“叔父?”他试探着叫人,伸手探了探鼻息,大惊退了一步,被侍从扶住,泣而下跪,“叔父!”

人被运回荀府,放入棺木,府邸挂起白幔,设灵堂,拜祭之人来往不绝。

君子一生洁身自好,用情至深,无伴终老,无后而绝,到最后只有一个侄子和两个侄孙为其守灵,时人莫不叹息痛惜,百姓感念他的许多仁政,自发为他守孝,士子们怀念他的高尚,也为其吊唁。

刘协也亲自前来吊唁,他如今也人到中年,深切领会到了荀彧用情至深,安抚着苍老的荀攸,“逝者已矣……”他不忍地侧眸,无意识扫过大堂门口,拍着荀攸的手,“卿且节哀……”
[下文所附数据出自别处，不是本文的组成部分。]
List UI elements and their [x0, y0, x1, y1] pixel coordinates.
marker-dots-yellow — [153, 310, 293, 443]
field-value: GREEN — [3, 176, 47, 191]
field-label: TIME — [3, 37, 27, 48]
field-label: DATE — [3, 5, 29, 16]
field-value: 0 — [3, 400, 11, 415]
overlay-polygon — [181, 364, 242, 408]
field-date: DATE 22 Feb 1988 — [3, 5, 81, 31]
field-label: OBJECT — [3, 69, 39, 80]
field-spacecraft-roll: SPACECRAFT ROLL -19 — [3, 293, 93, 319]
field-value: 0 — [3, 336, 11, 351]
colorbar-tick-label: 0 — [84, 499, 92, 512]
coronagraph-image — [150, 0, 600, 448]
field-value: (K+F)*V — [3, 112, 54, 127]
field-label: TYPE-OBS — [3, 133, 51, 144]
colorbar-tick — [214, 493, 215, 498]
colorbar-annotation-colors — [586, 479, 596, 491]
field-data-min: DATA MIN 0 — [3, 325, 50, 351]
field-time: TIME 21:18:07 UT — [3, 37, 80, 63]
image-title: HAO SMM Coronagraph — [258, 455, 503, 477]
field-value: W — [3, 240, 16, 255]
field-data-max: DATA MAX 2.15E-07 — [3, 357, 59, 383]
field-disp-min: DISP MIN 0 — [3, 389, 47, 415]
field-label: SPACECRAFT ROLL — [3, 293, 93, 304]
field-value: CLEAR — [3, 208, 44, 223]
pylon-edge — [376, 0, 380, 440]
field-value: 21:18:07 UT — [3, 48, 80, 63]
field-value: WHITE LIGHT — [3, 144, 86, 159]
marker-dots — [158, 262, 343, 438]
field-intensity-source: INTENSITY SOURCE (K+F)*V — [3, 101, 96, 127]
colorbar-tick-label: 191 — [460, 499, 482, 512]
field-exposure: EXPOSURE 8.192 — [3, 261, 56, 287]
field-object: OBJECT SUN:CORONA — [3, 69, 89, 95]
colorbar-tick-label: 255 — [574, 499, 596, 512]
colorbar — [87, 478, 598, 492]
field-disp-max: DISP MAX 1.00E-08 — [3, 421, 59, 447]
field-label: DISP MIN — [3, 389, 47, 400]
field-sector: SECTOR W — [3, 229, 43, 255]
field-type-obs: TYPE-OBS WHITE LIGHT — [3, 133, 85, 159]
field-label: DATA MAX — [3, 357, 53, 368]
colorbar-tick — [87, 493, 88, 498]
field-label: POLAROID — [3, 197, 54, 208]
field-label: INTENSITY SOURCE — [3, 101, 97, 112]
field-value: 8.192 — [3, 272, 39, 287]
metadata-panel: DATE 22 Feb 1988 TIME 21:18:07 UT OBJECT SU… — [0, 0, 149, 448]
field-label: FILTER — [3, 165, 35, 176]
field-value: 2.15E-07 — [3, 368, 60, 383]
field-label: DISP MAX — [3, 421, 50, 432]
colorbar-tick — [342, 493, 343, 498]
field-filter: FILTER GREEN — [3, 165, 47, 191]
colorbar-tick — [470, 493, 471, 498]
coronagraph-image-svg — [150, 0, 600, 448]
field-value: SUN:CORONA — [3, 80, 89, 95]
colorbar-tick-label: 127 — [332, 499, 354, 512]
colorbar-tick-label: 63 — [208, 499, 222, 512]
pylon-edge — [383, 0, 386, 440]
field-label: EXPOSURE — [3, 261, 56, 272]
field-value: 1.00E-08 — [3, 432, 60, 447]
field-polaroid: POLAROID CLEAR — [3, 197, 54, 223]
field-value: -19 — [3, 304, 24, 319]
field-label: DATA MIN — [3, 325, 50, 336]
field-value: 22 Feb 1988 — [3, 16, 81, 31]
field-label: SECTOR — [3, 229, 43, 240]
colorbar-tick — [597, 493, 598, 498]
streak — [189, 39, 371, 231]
他的话音消失了,难以置信地再度转身看着大堂门口,喃喃道,“武安侯?!”

荀攸一愣,随他看去,怔愣原地。

这人如同当年一般,一丝都没有变。

泪水无声滑落,他痛苦地闭了眼,心底涌上一股怨恨,既然回来,为何不早些?!哪怕早一天都好啊!叔父也不至于连最后一面都没见到,含恨而终!

脑子好像被什么东西糊住一样,裴景不知道自己怎么迈进这个挂满白幔的府邸的,他还尚且带了一丝期待,或许是文若娶了妻子,妻子逝世……只要他的文若没事,就算娶妻也不是不能接受……

但是厅堂正中的灵牌击碎了他的妄想,他看着那两个熟悉至极的字,缓缓抬步向前走着,一步一步,只是被行为的惯性驱策着上前,他越过鸦雀无声的众人,越过惊异难当的刘协,走到棺木一侧,蓦地抬手掀开了棺盖。